Stumbling onto "Magnonic"...

Clockwise, photo of the prototype device; schematic of the eight-terminal magnonic holographic memory prototype; collection of experimental data obtained for two magnonic matrixes. Credit: University of California at Riverside

Magnetism is the result of electron spin. Once you have a significant number (billion of billions) of electrons showing the same spin orientation in a material (and a negligible number of electrons with different spin orientation the net sum clearly points in one direction: we have a magnet, like the needle of a compass. And we can detect this direction. 

Actually, every material, at the atomic level, shows magnetic properties, it is just they when we have non uniform direction in atoms spin we simply don't detect any. OK, so far so good, I hope.

Our technology has progressed significantly and we can now detect very very low magnetic fields, fields generated by a small preponderance of atomic spin in a material in a specific direction. This progress has led to the discovery of changing magnetic fields over time, oscillations that can be detected. These oscillations, of course, are magnetic waves, and as any waves when we look at them we can detect interference: two (or more) waves overlap and reinforce or decrease the detection (beware, waves do not interfere, interference is a phenomena of our measurement of fields: if two waves are "adding up" we will measure a bigger field, if they are subtracting from one another we will measure a lower field).

Welcome to magnonic, the study of spin waves!

Researchers at the University of California, Riverside, have been able to demonstrate a magnonic holographic memory that can both store and recognise patterns.

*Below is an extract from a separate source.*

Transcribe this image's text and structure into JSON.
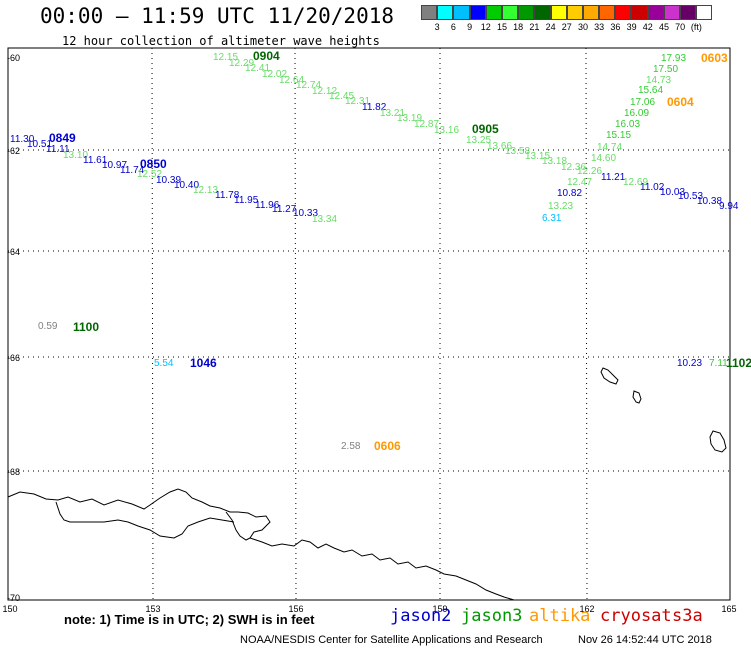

It is called "magnonic" because it is based on electron spin magnetic fields and holographic because it works on the interference of several spin waves. This latter, in a way, makes it similar in behaviour to a quantum devices, although at what I may call a "macro level" (since it deals with magnetic fields generated by many electrons and not the quantum waves of a single electron). As a quantum device it can process many information at the same time (waves interference) and this makes it particularly interesting for image and sound/speech recognition.

The detection of the interference pattern takes place in 100ns and might change the way we will eventually interact with the world around us, having a computer that can recognise it, and its components, as we do.